The title and pull quote are out of a moral panic, not particularly illuminating as to the larger thesis. It's sensationalism, rather than grounded reporting. Again, I have worries about tech and screens, but "the devil?"
While research is referenced secondhand in the article (parents have looked at research), none is cited directly. While it's a developing and shifting field, it does exist, @anya1anya covers it in The Art of Screen Time. amazon.com/Art-Screen-Tim…
Or this passage about two parents who differ on video games. There is tons and tons of research on the impact of video games, how different games do different things, benefits and drawbacks etc. None of this is mentioned.

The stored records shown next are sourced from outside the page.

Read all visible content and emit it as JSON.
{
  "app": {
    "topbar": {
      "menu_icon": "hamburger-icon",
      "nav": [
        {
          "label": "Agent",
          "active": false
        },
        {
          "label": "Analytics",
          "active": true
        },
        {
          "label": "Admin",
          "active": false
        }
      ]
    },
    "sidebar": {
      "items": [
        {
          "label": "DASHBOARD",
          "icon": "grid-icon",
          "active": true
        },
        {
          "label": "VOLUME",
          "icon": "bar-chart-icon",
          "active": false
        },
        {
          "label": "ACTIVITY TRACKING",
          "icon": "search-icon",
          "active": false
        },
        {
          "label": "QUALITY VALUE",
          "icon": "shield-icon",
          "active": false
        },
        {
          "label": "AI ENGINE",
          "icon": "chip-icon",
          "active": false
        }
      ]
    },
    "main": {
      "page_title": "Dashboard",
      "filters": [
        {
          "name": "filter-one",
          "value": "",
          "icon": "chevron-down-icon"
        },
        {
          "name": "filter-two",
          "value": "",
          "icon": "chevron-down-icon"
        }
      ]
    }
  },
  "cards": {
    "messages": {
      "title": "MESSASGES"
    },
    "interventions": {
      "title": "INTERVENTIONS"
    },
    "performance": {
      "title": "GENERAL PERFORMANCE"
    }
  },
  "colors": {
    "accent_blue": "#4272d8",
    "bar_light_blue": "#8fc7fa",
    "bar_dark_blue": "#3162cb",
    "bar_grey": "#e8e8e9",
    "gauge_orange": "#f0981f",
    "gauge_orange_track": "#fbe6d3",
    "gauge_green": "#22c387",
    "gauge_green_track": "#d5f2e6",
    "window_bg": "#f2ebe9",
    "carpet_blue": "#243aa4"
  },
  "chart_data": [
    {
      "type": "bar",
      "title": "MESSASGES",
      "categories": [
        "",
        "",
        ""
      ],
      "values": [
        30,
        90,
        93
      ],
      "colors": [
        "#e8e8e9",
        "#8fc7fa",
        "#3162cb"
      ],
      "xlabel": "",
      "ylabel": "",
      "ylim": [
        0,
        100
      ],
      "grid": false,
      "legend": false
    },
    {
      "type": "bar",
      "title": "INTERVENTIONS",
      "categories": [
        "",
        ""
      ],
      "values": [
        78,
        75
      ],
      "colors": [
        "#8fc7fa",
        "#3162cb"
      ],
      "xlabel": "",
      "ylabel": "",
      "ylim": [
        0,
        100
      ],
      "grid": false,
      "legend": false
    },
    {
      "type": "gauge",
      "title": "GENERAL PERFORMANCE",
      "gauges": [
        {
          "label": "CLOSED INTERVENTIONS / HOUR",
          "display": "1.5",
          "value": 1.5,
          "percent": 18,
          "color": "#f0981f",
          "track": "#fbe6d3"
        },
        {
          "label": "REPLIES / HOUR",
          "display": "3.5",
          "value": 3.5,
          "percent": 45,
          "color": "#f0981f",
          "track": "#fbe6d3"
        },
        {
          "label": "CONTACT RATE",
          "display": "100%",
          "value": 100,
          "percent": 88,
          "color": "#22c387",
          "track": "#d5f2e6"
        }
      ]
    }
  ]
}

I've seen multiple reactions to this article about how it shows screens are bad, but it shows no such thing. We need to come to a much better understanding about the impact of screens and tech on children, but this kind of coverage does nothing to advance that goal.
It's because I am concerned about screens that I think we need to look critically at this kind of coverage. Scaremongering (which this is) doesn't help us see the issues more clearly, and it obscures more than it illuminates.
The title itself, using "Silicon Valley" as the location of this "dark consensus" suggests that this is some kind of industry-wide understanding of the problem, but it really is a handful of anecdotes about worried parents. I could write a "dark consensus" article about anything.
Smart phones and screens aren't going anywhere. They (and whatever's next) will be part of our lives going forward, which is why we need to see their impacts much more clearly. Calling them the work of the devil prevents us from doing that critical thinking.
At some point all of these things were the work of the devil: television, jazz, rock, dancing, skirts above the ankle, reading, women's suffrage, emancipation, etc, etc. I feel as though the New York Times could do better, and so could the journalists I've seen promoting this.